Et si c’était ça, le Liban ?

Vendredi soir, 19 heures. Je décide de faire une virée shopping en solo, sans mari, ni enfants, ni même copines. Direction le centre-ville pour sortir un peu des éternels malls devenus de véritables forteresses. Je passe devant la place Riad el-Solh puis je longe les thermes romains et l'église Saint-Louis des capucins pour finir aux Souks. Un profond sentiment de tristesse me prend alors aux tripes : Beyrouth est désertée, complètement désertée, et ce une veille de week-end ! ! Beyrouth l'envoûtante, l'ensorceleuse, la festive est comme une ville fantôme. Son cœur bat au ralenti. Peu, très peu de cafés sont ouverts et peu de clients s'y aventurent. À 20 heures, les magasins sont presque vides. Les étalages sont remplis de vêtements pourtant soldés, mais la clientèle ne se bouscule pas. Beyrouth la flamboyante, l'avant-gardiste, le phare de l'Orient est réduite à l'état peu reluisant et oppressant d'une caserne : barricades en tout genre, supposées être dissuasives, policiers, vigiles, soldats lourdement armés. Beyrouth somnole pour ne pas dire se meurt et laisse malgré elle la place qui lui était dévolue à Dubaï, Abu-Dhabi, Doha ou même récemment Irbil. Ces derniers ont supplanté notre capitale sur l'échiquier international en devenant de véritables et redoutables plaques tournantes de la finance et des plateformes culturelles, économiques et artistiques. À eux les prestigieux festivals de musique, de cinéma ou de mode, les musées où brillent les œuvres de Cézanne ou Van Gogh, les tournois internationaux de polo, de tennis, les concours hippiques avec des élégantes du monde entier qui se pressent dans les tribunes comme au prix de Diane ou à Longchamp, les étapes de Formule 1 et tout le glamour et la manne touristique qui va avec. À nous les voitures piégées, les kamikazes en tout genre qui terrorisent et font fuir aussi bien les touristes que les nationaux. Et à la clef un nouvel état d'esprit qui bouffe notre quotidien : la peur. Beyrouth, qui était légendaire pour son sens de la fête, sa douceur de vivre et sa culture du beau et de la vie, bascule une fois de plus et à son corps défendant dans l'horreur et la peur, et dans l'ère infamante des milices, des bras armés de familles hors la loi qui veulent faire leur propre loi et, plus grave encore, dans les bras de jihadistes aux discours délirants qui semblent venir d'un autre monde...

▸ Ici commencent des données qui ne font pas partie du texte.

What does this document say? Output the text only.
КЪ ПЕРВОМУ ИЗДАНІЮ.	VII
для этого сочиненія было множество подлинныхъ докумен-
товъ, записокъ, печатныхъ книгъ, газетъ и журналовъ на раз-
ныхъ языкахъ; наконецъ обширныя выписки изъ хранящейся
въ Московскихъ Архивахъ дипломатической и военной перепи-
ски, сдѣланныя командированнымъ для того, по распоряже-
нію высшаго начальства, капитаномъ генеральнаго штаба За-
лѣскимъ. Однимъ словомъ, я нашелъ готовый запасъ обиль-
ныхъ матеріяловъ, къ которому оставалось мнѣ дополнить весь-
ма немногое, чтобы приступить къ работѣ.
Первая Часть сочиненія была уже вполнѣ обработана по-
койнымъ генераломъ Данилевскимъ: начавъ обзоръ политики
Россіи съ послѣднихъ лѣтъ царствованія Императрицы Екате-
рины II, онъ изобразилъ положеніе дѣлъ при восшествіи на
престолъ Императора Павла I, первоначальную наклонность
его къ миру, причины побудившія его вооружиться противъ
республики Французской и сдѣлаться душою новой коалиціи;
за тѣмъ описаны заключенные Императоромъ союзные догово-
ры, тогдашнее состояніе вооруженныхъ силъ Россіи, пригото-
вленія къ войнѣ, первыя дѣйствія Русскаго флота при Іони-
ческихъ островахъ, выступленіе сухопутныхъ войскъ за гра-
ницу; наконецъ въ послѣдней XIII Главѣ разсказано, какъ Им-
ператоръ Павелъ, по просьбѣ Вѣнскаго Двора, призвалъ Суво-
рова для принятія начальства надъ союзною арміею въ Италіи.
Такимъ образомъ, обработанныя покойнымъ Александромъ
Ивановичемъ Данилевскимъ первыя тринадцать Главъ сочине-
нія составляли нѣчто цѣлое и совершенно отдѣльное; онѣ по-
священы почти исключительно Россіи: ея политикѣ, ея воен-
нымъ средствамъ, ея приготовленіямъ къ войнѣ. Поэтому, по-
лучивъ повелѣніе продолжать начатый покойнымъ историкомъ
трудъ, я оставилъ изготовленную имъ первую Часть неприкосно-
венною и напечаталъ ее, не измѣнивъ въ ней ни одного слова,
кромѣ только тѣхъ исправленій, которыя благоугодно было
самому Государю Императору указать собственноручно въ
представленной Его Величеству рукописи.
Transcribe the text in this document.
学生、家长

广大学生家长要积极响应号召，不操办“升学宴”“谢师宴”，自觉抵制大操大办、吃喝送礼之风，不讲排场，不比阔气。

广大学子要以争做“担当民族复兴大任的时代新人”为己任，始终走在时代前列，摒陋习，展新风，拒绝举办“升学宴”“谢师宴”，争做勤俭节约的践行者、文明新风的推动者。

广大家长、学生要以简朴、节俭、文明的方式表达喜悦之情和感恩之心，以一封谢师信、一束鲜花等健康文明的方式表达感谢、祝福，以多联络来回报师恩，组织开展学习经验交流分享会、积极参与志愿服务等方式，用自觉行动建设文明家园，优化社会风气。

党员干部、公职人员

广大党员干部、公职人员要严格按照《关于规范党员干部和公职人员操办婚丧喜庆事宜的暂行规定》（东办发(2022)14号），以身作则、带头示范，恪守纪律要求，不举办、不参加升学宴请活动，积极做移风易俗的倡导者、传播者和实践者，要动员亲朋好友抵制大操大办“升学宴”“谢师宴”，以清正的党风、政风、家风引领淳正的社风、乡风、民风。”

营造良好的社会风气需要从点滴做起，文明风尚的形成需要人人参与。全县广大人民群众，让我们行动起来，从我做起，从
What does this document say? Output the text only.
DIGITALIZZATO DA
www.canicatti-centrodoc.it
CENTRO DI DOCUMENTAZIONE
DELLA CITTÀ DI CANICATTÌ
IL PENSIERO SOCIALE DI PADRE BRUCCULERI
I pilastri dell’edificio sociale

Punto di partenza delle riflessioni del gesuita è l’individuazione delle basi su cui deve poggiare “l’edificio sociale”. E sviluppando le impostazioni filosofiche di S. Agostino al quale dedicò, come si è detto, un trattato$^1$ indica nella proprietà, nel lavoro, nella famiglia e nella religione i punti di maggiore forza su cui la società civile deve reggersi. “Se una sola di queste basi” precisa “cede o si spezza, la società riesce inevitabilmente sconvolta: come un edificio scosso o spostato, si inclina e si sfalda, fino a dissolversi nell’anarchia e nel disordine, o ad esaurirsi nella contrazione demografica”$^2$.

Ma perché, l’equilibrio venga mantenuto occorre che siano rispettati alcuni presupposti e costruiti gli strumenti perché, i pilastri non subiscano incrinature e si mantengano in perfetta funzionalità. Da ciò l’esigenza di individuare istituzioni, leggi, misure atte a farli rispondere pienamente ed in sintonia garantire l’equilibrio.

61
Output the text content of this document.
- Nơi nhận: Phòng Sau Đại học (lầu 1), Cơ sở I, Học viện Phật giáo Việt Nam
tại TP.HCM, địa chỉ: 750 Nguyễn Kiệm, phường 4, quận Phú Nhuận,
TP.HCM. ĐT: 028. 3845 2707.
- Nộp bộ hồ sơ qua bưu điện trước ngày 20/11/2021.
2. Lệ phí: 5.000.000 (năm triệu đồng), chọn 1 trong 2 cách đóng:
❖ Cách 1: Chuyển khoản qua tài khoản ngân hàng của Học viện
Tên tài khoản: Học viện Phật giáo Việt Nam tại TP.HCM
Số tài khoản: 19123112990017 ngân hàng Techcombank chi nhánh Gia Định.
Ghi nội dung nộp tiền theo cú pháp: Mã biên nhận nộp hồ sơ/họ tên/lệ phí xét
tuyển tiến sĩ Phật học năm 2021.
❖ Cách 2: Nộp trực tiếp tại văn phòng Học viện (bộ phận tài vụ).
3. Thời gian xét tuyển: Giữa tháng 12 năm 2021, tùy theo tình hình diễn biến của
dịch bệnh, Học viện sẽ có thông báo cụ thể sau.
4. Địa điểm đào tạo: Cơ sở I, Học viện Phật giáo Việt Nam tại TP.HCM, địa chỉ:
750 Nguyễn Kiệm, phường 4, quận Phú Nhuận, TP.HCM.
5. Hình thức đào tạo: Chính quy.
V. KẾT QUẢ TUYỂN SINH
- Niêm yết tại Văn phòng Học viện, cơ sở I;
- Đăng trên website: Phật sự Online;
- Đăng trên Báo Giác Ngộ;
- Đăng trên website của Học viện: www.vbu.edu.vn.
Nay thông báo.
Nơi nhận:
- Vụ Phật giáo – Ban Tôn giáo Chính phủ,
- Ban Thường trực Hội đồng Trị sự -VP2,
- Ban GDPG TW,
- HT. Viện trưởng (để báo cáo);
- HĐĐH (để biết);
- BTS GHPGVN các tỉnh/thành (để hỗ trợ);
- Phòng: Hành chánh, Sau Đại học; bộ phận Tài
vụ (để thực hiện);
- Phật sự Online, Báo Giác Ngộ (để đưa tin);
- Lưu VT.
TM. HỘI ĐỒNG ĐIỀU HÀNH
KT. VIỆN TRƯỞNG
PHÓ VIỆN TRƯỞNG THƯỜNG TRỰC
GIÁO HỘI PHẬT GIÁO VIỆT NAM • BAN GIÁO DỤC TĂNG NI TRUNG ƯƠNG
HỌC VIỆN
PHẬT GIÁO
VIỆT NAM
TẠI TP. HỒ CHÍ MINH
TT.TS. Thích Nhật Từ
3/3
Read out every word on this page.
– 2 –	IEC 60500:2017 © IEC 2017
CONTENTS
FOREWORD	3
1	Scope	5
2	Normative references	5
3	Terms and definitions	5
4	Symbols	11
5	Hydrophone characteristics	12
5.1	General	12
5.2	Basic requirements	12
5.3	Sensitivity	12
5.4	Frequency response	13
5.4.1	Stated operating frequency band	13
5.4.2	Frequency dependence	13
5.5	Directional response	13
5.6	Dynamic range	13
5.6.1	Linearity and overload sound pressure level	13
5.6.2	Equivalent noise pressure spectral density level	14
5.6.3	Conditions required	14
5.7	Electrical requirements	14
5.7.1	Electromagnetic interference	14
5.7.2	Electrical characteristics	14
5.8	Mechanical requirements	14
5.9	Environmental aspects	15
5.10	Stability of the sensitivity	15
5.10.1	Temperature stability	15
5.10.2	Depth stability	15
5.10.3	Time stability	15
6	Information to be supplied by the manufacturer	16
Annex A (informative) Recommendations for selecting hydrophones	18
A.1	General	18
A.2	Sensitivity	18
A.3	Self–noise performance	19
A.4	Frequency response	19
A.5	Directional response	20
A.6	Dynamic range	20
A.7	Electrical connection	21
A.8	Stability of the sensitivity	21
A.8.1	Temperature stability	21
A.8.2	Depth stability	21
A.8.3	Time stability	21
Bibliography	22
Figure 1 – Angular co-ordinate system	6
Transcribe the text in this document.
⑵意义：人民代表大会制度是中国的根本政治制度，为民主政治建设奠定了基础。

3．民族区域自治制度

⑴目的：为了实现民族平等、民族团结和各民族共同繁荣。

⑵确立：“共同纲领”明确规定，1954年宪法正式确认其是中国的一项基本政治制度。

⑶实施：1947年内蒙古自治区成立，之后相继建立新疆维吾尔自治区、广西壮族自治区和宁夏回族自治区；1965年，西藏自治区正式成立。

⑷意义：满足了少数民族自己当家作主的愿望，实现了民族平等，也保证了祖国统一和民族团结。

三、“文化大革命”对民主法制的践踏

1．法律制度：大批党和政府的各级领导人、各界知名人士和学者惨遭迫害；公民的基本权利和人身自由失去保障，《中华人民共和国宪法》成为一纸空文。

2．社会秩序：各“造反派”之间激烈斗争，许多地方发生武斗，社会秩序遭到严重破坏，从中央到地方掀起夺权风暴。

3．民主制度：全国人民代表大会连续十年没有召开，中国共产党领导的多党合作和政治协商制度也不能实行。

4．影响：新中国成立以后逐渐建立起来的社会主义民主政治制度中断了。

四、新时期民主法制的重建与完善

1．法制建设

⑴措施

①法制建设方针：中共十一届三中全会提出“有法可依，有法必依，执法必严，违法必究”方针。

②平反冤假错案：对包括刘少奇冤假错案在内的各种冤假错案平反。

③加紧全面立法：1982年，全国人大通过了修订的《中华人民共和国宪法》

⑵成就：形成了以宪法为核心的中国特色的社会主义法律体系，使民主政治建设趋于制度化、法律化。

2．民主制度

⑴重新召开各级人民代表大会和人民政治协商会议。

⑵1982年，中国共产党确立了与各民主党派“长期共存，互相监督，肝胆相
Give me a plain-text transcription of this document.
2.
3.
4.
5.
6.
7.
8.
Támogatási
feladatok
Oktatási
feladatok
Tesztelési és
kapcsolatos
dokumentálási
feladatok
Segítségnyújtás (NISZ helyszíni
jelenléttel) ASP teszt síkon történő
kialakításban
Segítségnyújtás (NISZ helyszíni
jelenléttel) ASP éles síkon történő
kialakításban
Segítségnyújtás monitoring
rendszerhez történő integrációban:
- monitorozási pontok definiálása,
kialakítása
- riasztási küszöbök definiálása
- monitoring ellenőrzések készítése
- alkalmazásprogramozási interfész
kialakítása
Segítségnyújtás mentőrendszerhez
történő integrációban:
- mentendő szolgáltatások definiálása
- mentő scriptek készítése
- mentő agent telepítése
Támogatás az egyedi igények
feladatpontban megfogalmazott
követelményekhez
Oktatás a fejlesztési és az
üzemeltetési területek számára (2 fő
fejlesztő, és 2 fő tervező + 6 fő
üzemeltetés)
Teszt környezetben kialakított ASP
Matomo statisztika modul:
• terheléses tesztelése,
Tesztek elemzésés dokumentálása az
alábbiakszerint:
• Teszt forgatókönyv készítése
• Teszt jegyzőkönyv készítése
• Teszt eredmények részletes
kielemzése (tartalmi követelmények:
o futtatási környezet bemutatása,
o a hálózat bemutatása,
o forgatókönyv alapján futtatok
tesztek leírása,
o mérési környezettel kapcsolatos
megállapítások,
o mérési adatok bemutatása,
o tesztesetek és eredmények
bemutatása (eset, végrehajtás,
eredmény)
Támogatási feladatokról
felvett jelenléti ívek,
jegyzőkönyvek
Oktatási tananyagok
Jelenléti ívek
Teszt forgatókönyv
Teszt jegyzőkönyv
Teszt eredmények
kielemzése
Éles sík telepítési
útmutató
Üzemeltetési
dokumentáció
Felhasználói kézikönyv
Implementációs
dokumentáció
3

Tout cela se produit au su et au vu de nos politiciens chevronnés qui s'étripent par médias interposés pour se faire des salamalecs en privé.
Tout cela est le fruit d'une classe politique déplorable et corrompue jusqu'à la moelle, accrochée au clientélisme aveugle et sauvage et au féodalisme, car ils lui permettent d'asseoir son pouvoir ad vitam aeternam et de prospérer effrontément en dilapidant les deniers publics et en renflouant ses comptes et, au passage, ceux de ses courtisans et ses sbires pour s'assurer de leur fidélité. Tous sont complices de cet ignoble crime, crime qui a fait de notre pays la poubelle et la poudrière du monde, infesté et gangrené de jihadistes en tout genre. La dernière mascarade est digne des grandes heures de la comedia dell arte où l'on assiste, impuissants, incrédules et désolés, à un duel de bouffons pour la formation du gouvernement. Chaque partie se prostitue presque pour avoir les portefeuilles les plus juteux afin d'installer dans les ministères qu'elle s'approprie sa cour de flagorneurs inefficaces et même médiocres, mais dont la seule qualité est d'être totalement assujettis et donc dociles. Principes de démocratie, d'équité ou de probité foulés au sol, morale et éthique en berne, valeurs patriotiques, abnégation, devoir et sacrifice relégués aux oubliettes. Par contre, on aura eu droit à tous les délires et servis à toutes les sauces s'il vous plaît : alliance contre nature, retournement de veste spectaculaire qui laisse caduc le choix des urnes pourtant censé être sacré et faisant au passage de Beyrouth un Hanoï au lieu d'un Hong Kong (n'est-ce pas M. Joumblatt ? ...). Il y eut même du négationnisme nauséabond qui valida les exactions d'un régime « frère » criminel et pestiféré, et pour finir des discours populeux et populistes avec à la clef une interprétation débile et infantilisante de rôle du régime de Damas dans la soit-disant protection des chrétiens d'Orient. Tout leur est permis car ils jouissent, et ils le savent, d'une impunité totale étant complices dans le même crime, celui d'avoir réduit le Liban à une terre de litiges sans fin et ses citoyens à une chair à canon pour les règlements de comptes internationaux. Même le vote du peuple et le verdict des urnes n'ont aucune valeur à leurs yeux. Leur ego surdimensionné les rendant sourds et aveugles, nul ne pense au bien-être du peuple, éreinté par trente ans de conflits, de marasme économique, de fuites des cerveaux. On n'est plus que pourvoyeur et exportateur d'une jeunesse brillante qui va se construire un avenir radieux sous des cieux plus cléments et transformer des déserts en paradis.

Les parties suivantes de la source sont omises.